AUTHOR FAVOURITES: BENEATH A HUNTER’S MOON by MICHAEL ZIMMER





Michael Zimmer, winner of the Western Heritage Wrangler Award, tells me he has 4 favourites of his own westerns. One, BENEATH A HUNTER'S MOON, enters territory rarely visited by western writers. It’s 1832 and Big John McTavish is a Scots hunter and trader. He’s been living with the Métis, the part European, part Indian people of the Canadian prairies.

The novel is ‘an intriguing tale of Métis buffalo hunts, a long-lost daughter, and a macabre secret.’
The Métis are an ethnic group native to Canada and the northern U.S.A. tracing their descent to a mixture of Native peoples – largely the Cree – and European trappers – largely French but sometimes Scottish and English - who entered Indian country. The word derives from the French adjective métis, also spelled metice, referring to a hybrid, or someone of mixed ancestry.


The traditional Métis ‘homeland’ includes much of the Canadian Prairies centred on southern and central parts of Manitoba. Métis in the U.S.A. live in northern Michigan, the Red River Valley between North Dakota and Minnesota and eastern Montana. The Métis in Canada married within their own group, and over time, created a distinct culture of their own.
The Métis fought for their land and independence against the Canadian Government in two rebellions of 1869 and 1885. They were defeated. Later, however, the Métis in Canada were recognized as an aboriginal people under the Constitution Act of 1982. They number 451,795 as of 2011.
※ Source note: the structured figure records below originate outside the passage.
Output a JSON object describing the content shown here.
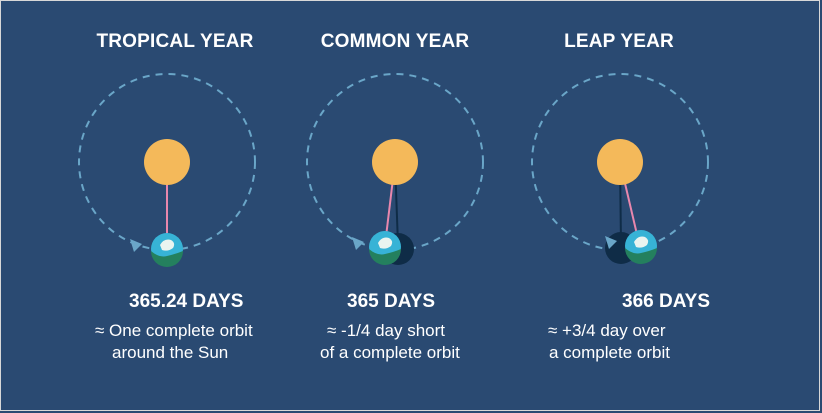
{
  "colors": {
    "background": "#2a4a72",
    "sun": "#f4b95a",
    "orbit": "#6aa6c8",
    "line": "#e887ad",
    "earth_ocean": "#37b3d6",
    "earth_land": "#24805e",
    "shadow_earth": "#0f2c47"
  },
  "panels": [
    {
      "title": "TROPICAL YEAR",
      "days": "365.24 DAYS",
      "desc_line1": "≈ One complete orbit",
      "desc_line2": "around the Sun",
      "sun_icon": "sun-icon",
      "earth_icon": "earth-icon"
    },
    {
      "title": "COMMON YEAR",
      "days": "365 DAYS",
      "desc_line1": "≈ -1/4 day short",
      "desc_line2": "of a complete orbit",
      "sun_icon": "sun-icon",
      "earth_icon": "earth-icon"
    },
    {
      "title": "LEAP YEAR",
      "days": "366 DAYS",
      "desc_line1": "≈ +3/4 day over",
      "desc_line2": "a complete orbit",
      "sun_icon": "sun-icon",
      "earth_icon": "earth-icon"
    }
  ]
}
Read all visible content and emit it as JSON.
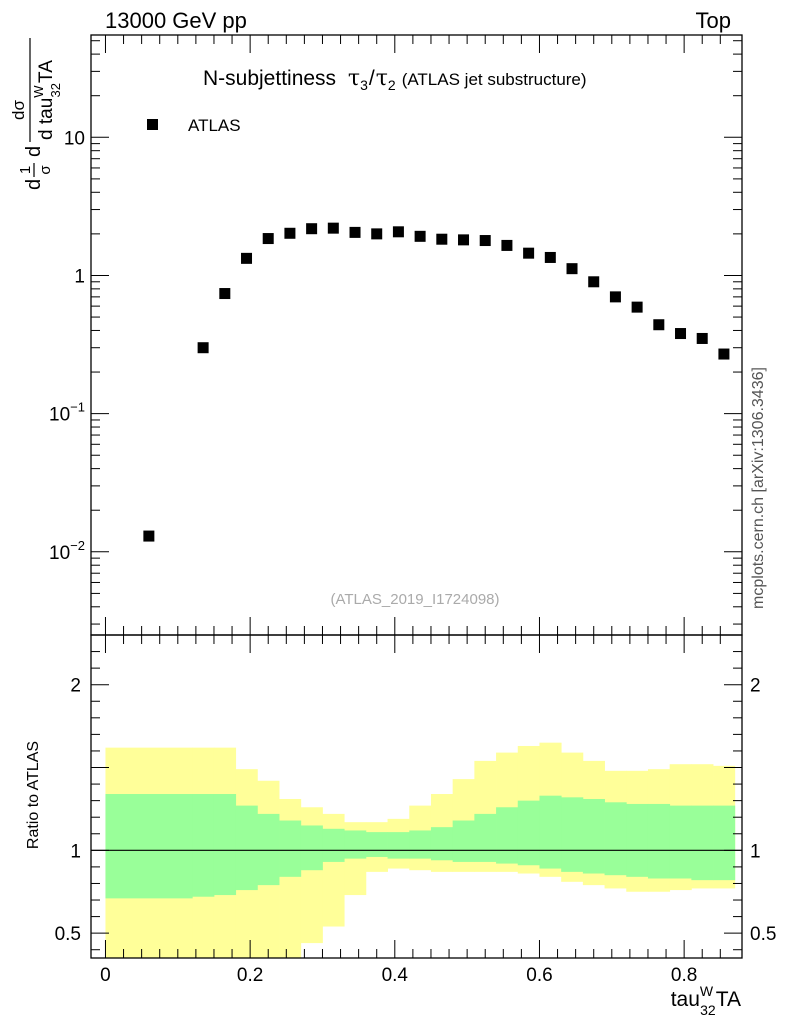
{
  "header": {
    "energy_label": "13000 GeV pp",
    "process_label": "Top"
  },
  "side_label": "mcplots.cern.ch [arXiv:1306.3436]",
  "chart_data": [
    {
      "type": "scatter",
      "panel": "main",
      "title_prefix": "N-subjettiness",
      "title_tau_a": "τ",
      "title_tau_a_sub": "3",
      "title_slash": "/",
      "title_tau_b": "τ",
      "title_tau_b_sub": "2",
      "title_suffix": "(ATLAS jet substructure)",
      "ylabel_prefix": "d",
      "ylabel_frac_num": "1",
      "ylabel_frac_den": "σ",
      "ylabel_d2": "d",
      "ylabel_num": "dσ",
      "ylabel_den_d": "d tau",
      "ylabel_den_sup": "W",
      "ylabel_den_sub": "32",
      "ylabel_den_end": "TA",
      "yscale": "log",
      "ylim": [
        0.0025,
        55
      ],
      "xlim": [
        -0.02,
        0.88
      ],
      "y_ticks": [
        {
          "value": 0.01,
          "base": "10",
          "exp": "−2"
        },
        {
          "value": 0.1,
          "base": "10",
          "exp": "−1"
        },
        {
          "value": 1,
          "base": "1",
          "exp": ""
        },
        {
          "value": 10,
          "base": "10",
          "exp": ""
        }
      ],
      "legend": {
        "label": "ATLAS",
        "position": "top-left"
      },
      "watermark": "(ATLAS_2019_I1724098)",
      "series": [
        {
          "name": "ATLAS",
          "marker": "square",
          "x": [
            0.06,
            0.135,
            0.165,
            0.195,
            0.225,
            0.255,
            0.285,
            0.315,
            0.345,
            0.375,
            0.405,
            0.435,
            0.465,
            0.495,
            0.525,
            0.555,
            0.585,
            0.615,
            0.645,
            0.675,
            0.705,
            0.735,
            0.765,
            0.795,
            0.825,
            0.855
          ],
          "y": [
            0.013,
            0.3,
            0.74,
            1.33,
            1.85,
            2.02,
            2.18,
            2.2,
            2.05,
            2.0,
            2.07,
            1.92,
            1.83,
            1.81,
            1.79,
            1.65,
            1.45,
            1.35,
            1.12,
            0.9,
            0.7,
            0.59,
            0.44,
            0.38,
            0.35,
            0.27
          ]
        }
      ]
    },
    {
      "type": "area",
      "panel": "ratio",
      "ylabel": "Ratio to ATLAS",
      "xlabel_main": "tau",
      "xlabel_sup": "W",
      "xlabel_sub": "32",
      "xlabel_end": "TA",
      "ylim": [
        0.35,
        2.3
      ],
      "xlim": [
        -0.02,
        0.88
      ],
      "x_ticks": [
        {
          "value": 0,
          "label": "0"
        },
        {
          "value": 0.2,
          "label": "0.2"
        },
        {
          "value": 0.4,
          "label": "0.4"
        },
        {
          "value": 0.6,
          "label": "0.6"
        },
        {
          "value": 0.8,
          "label": "0.8"
        }
      ],
      "y_ticks": [
        {
          "value": 0.5,
          "label": "0.5"
        },
        {
          "value": 1,
          "label": "1"
        },
        {
          "value": 2,
          "label": "2"
        }
      ],
      "reference_line": 1,
      "colors": {
        "inner_band": "#99ff99",
        "outer_band": "#ffff99",
        "points": "#000000"
      },
      "bin_edges": [
        0.0,
        0.12,
        0.15,
        0.18,
        0.21,
        0.24,
        0.27,
        0.3,
        0.33,
        0.36,
        0.39,
        0.42,
        0.45,
        0.48,
        0.51,
        0.54,
        0.57,
        0.6,
        0.63,
        0.66,
        0.69,
        0.72,
        0.75,
        0.78,
        0.81,
        0.84,
        0.87
      ],
      "inner_low": [
        0.71,
        0.72,
        0.73,
        0.76,
        0.79,
        0.84,
        0.88,
        0.93,
        0.95,
        0.96,
        0.95,
        0.95,
        0.94,
        0.93,
        0.93,
        0.92,
        0.91,
        0.89,
        0.87,
        0.86,
        0.85,
        0.84,
        0.83,
        0.83,
        0.82,
        0.82
      ],
      "inner_high": [
        1.34,
        1.34,
        1.34,
        1.27,
        1.22,
        1.18,
        1.15,
        1.13,
        1.12,
        1.11,
        1.11,
        1.12,
        1.14,
        1.18,
        1.22,
        1.26,
        1.3,
        1.33,
        1.32,
        1.31,
        1.29,
        1.28,
        1.28,
        1.27,
        1.27,
        1.27
      ],
      "outer_low": [
        0.07,
        0.07,
        0.07,
        0.07,
        0.07,
        0.07,
        0.44,
        0.54,
        0.73,
        0.87,
        0.89,
        0.88,
        0.87,
        0.87,
        0.87,
        0.87,
        0.86,
        0.84,
        0.81,
        0.79,
        0.77,
        0.75,
        0.75,
        0.76,
        0.77,
        0.77
      ],
      "outer_high": [
        1.62,
        1.62,
        1.62,
        1.49,
        1.42,
        1.31,
        1.26,
        1.22,
        1.17,
        1.17,
        1.19,
        1.27,
        1.34,
        1.43,
        1.54,
        1.59,
        1.63,
        1.65,
        1.59,
        1.54,
        1.48,
        1.48,
        1.49,
        1.52,
        1.52,
        1.51
      ]
    }
  ]
}
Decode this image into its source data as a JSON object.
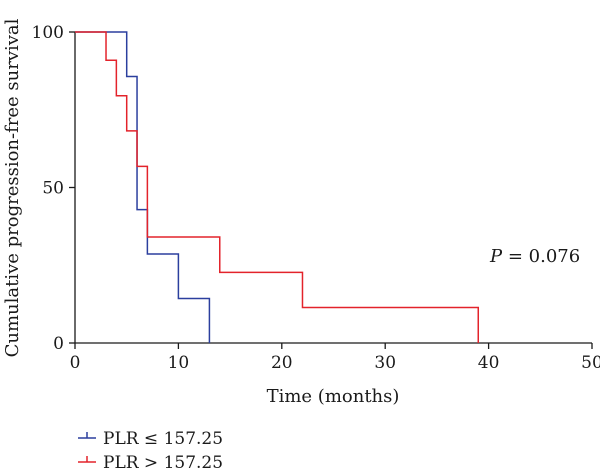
{
  "chart_data": {
    "type": "line",
    "step": true,
    "xlabel": "Time (months)",
    "ylabel": "Cumulative progression-free survival",
    "xlim": [
      0,
      50
    ],
    "ylim": [
      0,
      100
    ],
    "xticks": [
      "0",
      "10",
      "20",
      "30",
      "40",
      "50"
    ],
    "yticks": [
      "0",
      "50",
      "100"
    ],
    "grid": false,
    "legend_position": "bottom-left",
    "annotation": {
      "prefix": "P",
      "text": " = 0.076"
    },
    "series": [
      {
        "name": "PLR ≤ 157.25",
        "color": "#2b3f9e",
        "x": [
          0,
          5,
          6,
          7,
          10,
          13
        ],
        "y": [
          100,
          85.7,
          42.9,
          28.6,
          14.3,
          0
        ]
      },
      {
        "name": "PLR > 157.25",
        "color": "#e3232b",
        "x": [
          0,
          3,
          4,
          5,
          6,
          7,
          14,
          22,
          39
        ],
        "y": [
          100,
          90.9,
          79.5,
          68.2,
          56.8,
          34.1,
          22.7,
          11.4,
          0
        ]
      }
    ]
  }
}
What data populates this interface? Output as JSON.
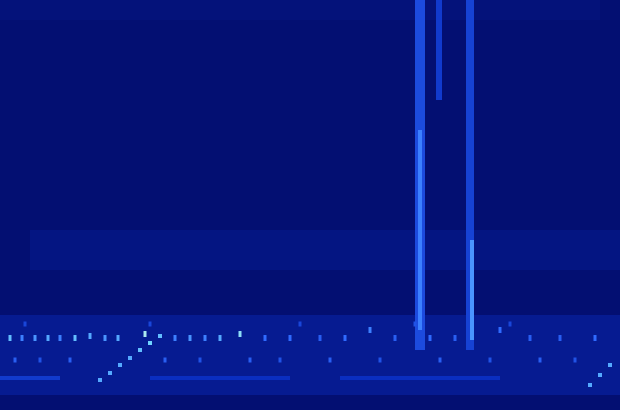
{
  "chart_data": {
    "type": "heatmap",
    "xlim": [
      0,
      620
    ],
    "ylim": [
      0,
      410
    ],
    "zlim": [
      0,
      1
    ],
    "tick_labels": false,
    "cells": [
      {
        "x": 310,
        "y": 55,
        "w": 620,
        "h": 80,
        "v": 0.12
      },
      {
        "x": 325,
        "y": 160,
        "w": 590,
        "h": 40,
        "v": 0.06
      },
      {
        "x": 300,
        "y": 400,
        "w": 600,
        "h": 20,
        "v": 0.03
      },
      {
        "x": 420,
        "y": 235,
        "w": 10,
        "h": 350,
        "v": 0.42
      },
      {
        "x": 420,
        "y": 180,
        "w": 4,
        "h": 200,
        "v": 0.6
      },
      {
        "x": 439,
        "y": 360,
        "w": 6,
        "h": 100,
        "v": 0.35
      },
      {
        "x": 470,
        "y": 235,
        "w": 8,
        "h": 350,
        "v": 0.38
      },
      {
        "x": 472,
        "y": 120,
        "w": 4,
        "h": 100,
        "v": 0.65
      },
      {
        "x": 10,
        "y": 72,
        "w": 3,
        "h": 6,
        "v": 0.75
      },
      {
        "x": 22,
        "y": 72,
        "w": 3,
        "h": 6,
        "v": 0.6
      },
      {
        "x": 35,
        "y": 72,
        "w": 3,
        "h": 6,
        "v": 0.65
      },
      {
        "x": 48,
        "y": 72,
        "w": 3,
        "h": 6,
        "v": 0.7
      },
      {
        "x": 60,
        "y": 72,
        "w": 3,
        "h": 6,
        "v": 0.6
      },
      {
        "x": 75,
        "y": 72,
        "w": 3,
        "h": 6,
        "v": 0.75
      },
      {
        "x": 90,
        "y": 74,
        "w": 3,
        "h": 6,
        "v": 0.7
      },
      {
        "x": 105,
        "y": 72,
        "w": 3,
        "h": 6,
        "v": 0.65
      },
      {
        "x": 118,
        "y": 72,
        "w": 3,
        "h": 6,
        "v": 0.7
      },
      {
        "x": 145,
        "y": 76,
        "w": 3,
        "h": 6,
        "v": 0.9
      },
      {
        "x": 175,
        "y": 72,
        "w": 3,
        "h": 6,
        "v": 0.6
      },
      {
        "x": 190,
        "y": 72,
        "w": 3,
        "h": 6,
        "v": 0.65
      },
      {
        "x": 205,
        "y": 72,
        "w": 3,
        "h": 6,
        "v": 0.6
      },
      {
        "x": 220,
        "y": 72,
        "w": 3,
        "h": 6,
        "v": 0.7
      },
      {
        "x": 240,
        "y": 76,
        "w": 3,
        "h": 6,
        "v": 0.85
      },
      {
        "x": 265,
        "y": 72,
        "w": 3,
        "h": 6,
        "v": 0.55
      },
      {
        "x": 290,
        "y": 72,
        "w": 3,
        "h": 6,
        "v": 0.55
      },
      {
        "x": 320,
        "y": 72,
        "w": 3,
        "h": 6,
        "v": 0.5
      },
      {
        "x": 345,
        "y": 72,
        "w": 3,
        "h": 6,
        "v": 0.55
      },
      {
        "x": 370,
        "y": 80,
        "w": 3,
        "h": 6,
        "v": 0.6
      },
      {
        "x": 395,
        "y": 72,
        "w": 3,
        "h": 6,
        "v": 0.5
      },
      {
        "x": 430,
        "y": 72,
        "w": 3,
        "h": 6,
        "v": 0.55
      },
      {
        "x": 455,
        "y": 72,
        "w": 3,
        "h": 6,
        "v": 0.5
      },
      {
        "x": 500,
        "y": 80,
        "w": 3,
        "h": 6,
        "v": 0.55
      },
      {
        "x": 530,
        "y": 72,
        "w": 3,
        "h": 6,
        "v": 0.5
      },
      {
        "x": 560,
        "y": 72,
        "w": 3,
        "h": 6,
        "v": 0.5
      },
      {
        "x": 595,
        "y": 72,
        "w": 3,
        "h": 6,
        "v": 0.55
      },
      {
        "x": 15,
        "y": 50,
        "w": 3,
        "h": 5,
        "v": 0.5
      },
      {
        "x": 40,
        "y": 50,
        "w": 3,
        "h": 5,
        "v": 0.45
      },
      {
        "x": 70,
        "y": 50,
        "w": 3,
        "h": 5,
        "v": 0.5
      },
      {
        "x": 165,
        "y": 50,
        "w": 3,
        "h": 5,
        "v": 0.5
      },
      {
        "x": 200,
        "y": 50,
        "w": 3,
        "h": 5,
        "v": 0.45
      },
      {
        "x": 250,
        "y": 50,
        "w": 3,
        "h": 5,
        "v": 0.5
      },
      {
        "x": 280,
        "y": 50,
        "w": 3,
        "h": 5,
        "v": 0.45
      },
      {
        "x": 330,
        "y": 50,
        "w": 3,
        "h": 5,
        "v": 0.5
      },
      {
        "x": 380,
        "y": 50,
        "w": 3,
        "h": 5,
        "v": 0.45
      },
      {
        "x": 440,
        "y": 50,
        "w": 3,
        "h": 5,
        "v": 0.5
      },
      {
        "x": 490,
        "y": 50,
        "w": 3,
        "h": 5,
        "v": 0.45
      },
      {
        "x": 540,
        "y": 50,
        "w": 3,
        "h": 5,
        "v": 0.5
      },
      {
        "x": 575,
        "y": 50,
        "w": 3,
        "h": 5,
        "v": 0.45
      },
      {
        "x": 30,
        "y": 32,
        "w": 60,
        "h": 4,
        "v": 0.35
      },
      {
        "x": 220,
        "y": 32,
        "w": 140,
        "h": 4,
        "v": 0.3
      },
      {
        "x": 420,
        "y": 32,
        "w": 160,
        "h": 4,
        "v": 0.3
      },
      {
        "x": 25,
        "y": 86,
        "w": 3,
        "h": 5,
        "v": 0.4
      },
      {
        "x": 150,
        "y": 86,
        "w": 3,
        "h": 5,
        "v": 0.4
      },
      {
        "x": 300,
        "y": 86,
        "w": 3,
        "h": 5,
        "v": 0.4
      },
      {
        "x": 415,
        "y": 86,
        "w": 3,
        "h": 5,
        "v": 0.45
      },
      {
        "x": 510,
        "y": 86,
        "w": 3,
        "h": 5,
        "v": 0.4
      },
      {
        "x": 100,
        "y": 30,
        "w": 4,
        "h": 4,
        "v": 0.7
      },
      {
        "x": 110,
        "y": 37,
        "w": 4,
        "h": 4,
        "v": 0.7
      },
      {
        "x": 120,
        "y": 45,
        "w": 4,
        "h": 4,
        "v": 0.7
      },
      {
        "x": 130,
        "y": 52,
        "w": 4,
        "h": 4,
        "v": 0.7
      },
      {
        "x": 140,
        "y": 60,
        "w": 4,
        "h": 4,
        "v": 0.75
      },
      {
        "x": 150,
        "y": 67,
        "w": 4,
        "h": 4,
        "v": 0.8
      },
      {
        "x": 160,
        "y": 74,
        "w": 4,
        "h": 4,
        "v": 0.75
      },
      {
        "x": 590,
        "y": 25,
        "w": 4,
        "h": 4,
        "v": 0.7
      },
      {
        "x": 600,
        "y": 35,
        "w": 4,
        "h": 4,
        "v": 0.7
      },
      {
        "x": 610,
        "y": 45,
        "w": 4,
        "h": 4,
        "v": 0.7
      }
    ]
  }
}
A Métis family in 1883 with a ‘Red River Cart’

Movies about the fur-trapping era include Across the wide Missouri, The Mountain Men, The Revenant and The Big Sky. It’s curious that this small band of fabled westerners – the trappers who went west to catch beaver between about 1810 and 1845, the so-called ‘mountain men,’ - have received relatively little attention from western TV and film makers, compared to say cowboys. After all mountain men lived much more dangerous and adventurous lives, plunging into a harsh and unforgiving wilderness. Almost daily they risked death from Indians, grizzly bears and the elements.


‘Across the wide Missouri’ (1951)

They did spawn legendary figures like KIT CARSON and JIM BRIDGER, whilst JEDEDIAH SMITH was the first American to blaze a trail to California in 1826-1827. Others, men like JOSEPH REDDEFORD WALKER and the ex-slave JIM BECKWOURTH, also forged trails to the west that later pioneers could follow.



JIM BRIDGER in later life

Reviews of BENEATH A HUNTER'S MOON:
 ‘Filled with action, unusual characters and a fast-paced plot.’ 
‘Eloquent prose, vivid descriptions, intense action - my anticipation of a great read was exceeded by depth of story and characters.’